Today, the couple continue to put their passion into practice by helping to jump start an oyster cultivation project at Asbury Solomons in conjunction with the Southern Maryland Oyster Cultivation Society (SMOCS) and Asbury Solomons' management.  This effort helps revitalize the oyster population in Patuxent River and, as a byproduct, clean the surrounding water.

More than 15 residents and staff member are participating in the project, which first began in June 2010 when volunteers from SMOCS came to Asbury Solomons and helped lower eight cages filled with baby oysters on shells – called spat – off the dock.  Over the summer months residents, with the help of an Asbury Solomons staff member, took turns hauling up the cages every two weeks to remove algae build-up. When SMOCS returned last November, the babies had grown from being barely visible to more than three inches and were ready to be planted onto a man-made reef around the Asbury Solomons breakwater.

The initial results were something to take pride in: More than 15,000 new oysters were planted.  Although two diseases, dermo and MSX, have decimated oyster populations for years, the new oysters have shown signs of developing resistance to those diseases. The Hus are hopeful the new batch will survive and thrive.

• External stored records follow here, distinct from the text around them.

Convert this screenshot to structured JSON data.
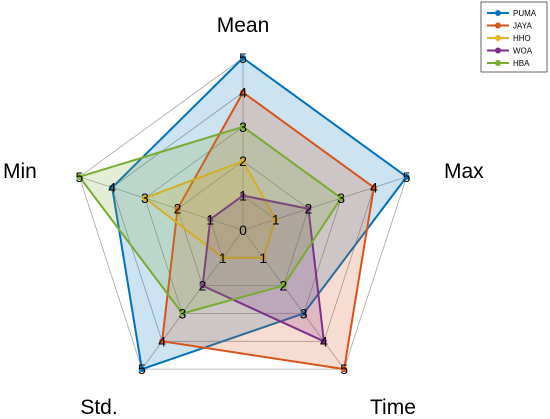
{
  "chart_data": {
    "type": "radar",
    "axes": [
      "Mean",
      "Max",
      "Time",
      "Std.",
      "Min"
    ],
    "rmax": 5,
    "center_label": "0",
    "grid": true,
    "legend_position": "top-right",
    "series": [
      {
        "name": "PUMA",
        "color": "#0072BD",
        "values": [
          5,
          5,
          3,
          5,
          4
        ]
      },
      {
        "name": "JAYA",
        "color": "#D95319",
        "values": [
          4,
          4,
          5,
          4,
          2
        ]
      },
      {
        "name": "HHO",
        "color": "#EDB120",
        "values": [
          2,
          1,
          1,
          1,
          3
        ]
      },
      {
        "name": "WOA",
        "color": "#7E2F8E",
        "values": [
          1,
          2,
          4,
          2,
          1
        ]
      },
      {
        "name": "HBA",
        "color": "#77AC30",
        "values": [
          3,
          3,
          2,
          3,
          5
        ]
      }
    ]
  }
}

“A 3-inch oyster can filter up to 55 gallons of water a day,” Sue points out. “Years ago, when oysters were extremely plentiful, all of the water in the bay could be filtered in three days.  By placing oysters in the Patuxent, we are helping the Chesapeake Bay by filtering some of the water feeding into it."

Now working on another round of oysters with fellow Asbury Solomons Go Green Committee members, Sue and Dick are grateful to be able to live where they can not only enjoy the beauty of their river front home, but serve as caretakers for its health as well. This is a great representation of the type of independent living that seniors enjoy at Asbury Solomons.